Though his streak may be uncommon, Gering has plenty of cycling company at Marquette, especially as Milwaukee celebrates Bike To Work Week this week, June 6-10, 2011. Last year, Marquette had the most participants (52) and the most miles biked (1,384) during Bike to Work Week, according to the Bicycle Federation of Wisconsin. Fellow IT Services project manager Sean Samis has regularly biked to work since 2006, pedaling the 17-mile round-trip ride 214 of 234 work days in 2010.
Gering's streak has not come without roadblocks. While on a trip to Portland, Gering raced through the airport to grab a cab so he could get to his hotel and bike before midnight. He was also hit with the flu for a week and rode with a 103-degree fever for several days. Currently he's still pedaling with a broken foot suffered on Easter Sunday.
But he won't quit.
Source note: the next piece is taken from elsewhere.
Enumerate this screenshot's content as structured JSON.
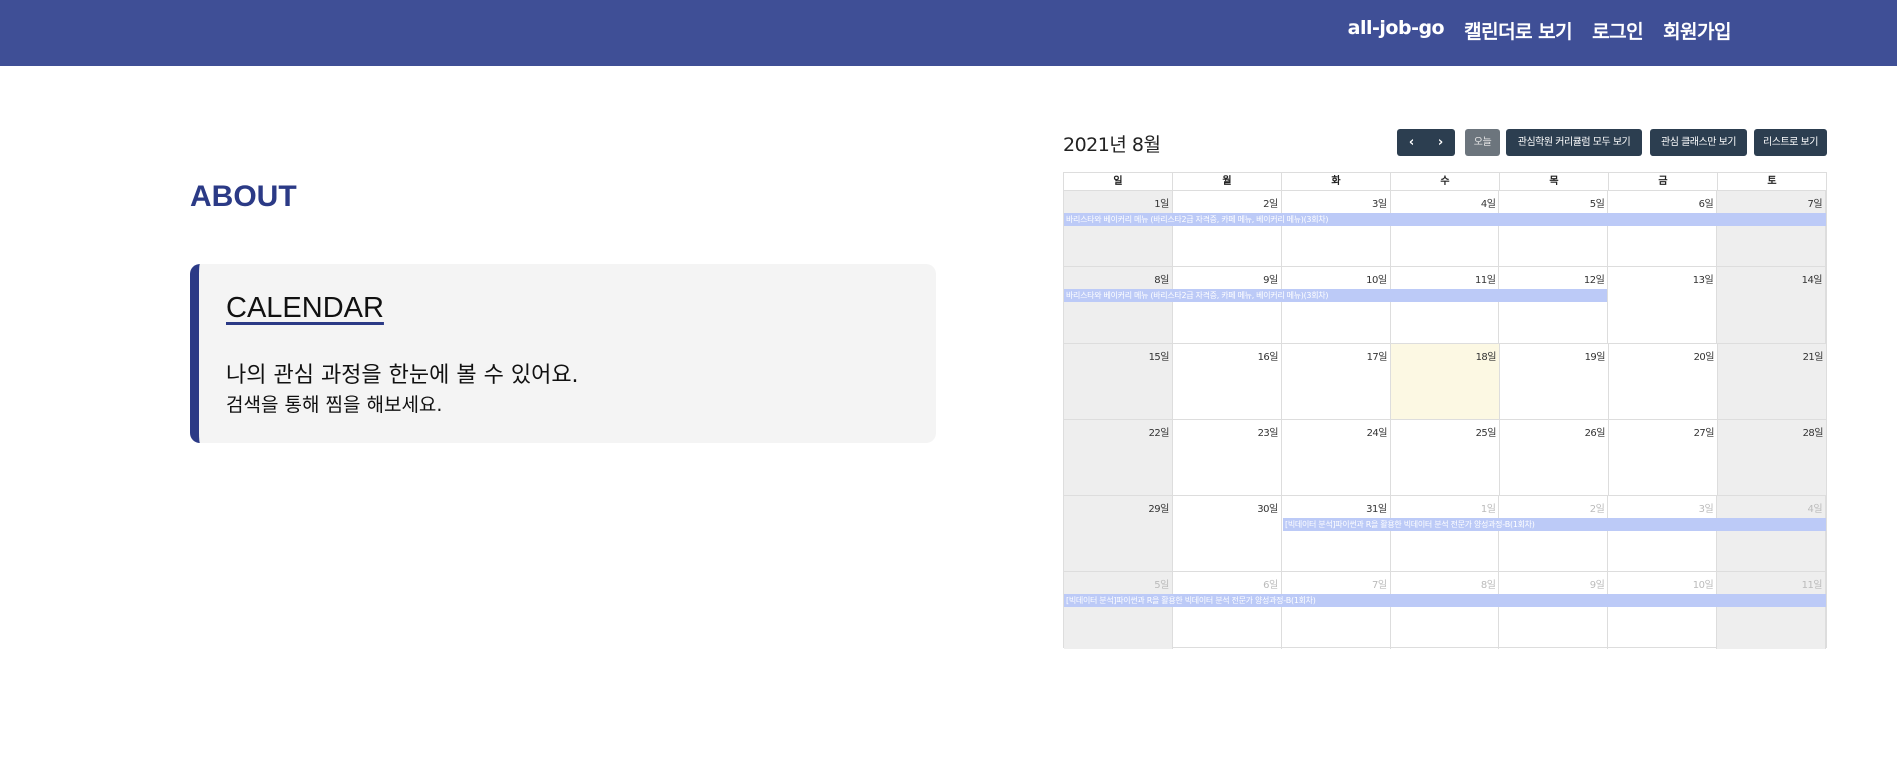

Gering keeps a bike trainer in his house and put up cycling posters for positive reinforcement. He also started a daily record of his rides on Facebook and DailyMile.com to keep himself accountable in a public way, and he says the feedback he gets helps keep him going. Through it all, he has observed noticeable improvements, including faster cycling and feeling stronger.
Gering encourages others to try cycling. The hardest part, he said, is just getting started. "You just have to make the commitment," Gering says.
Or as St. Ignatius put it, go forth and set the world on fire.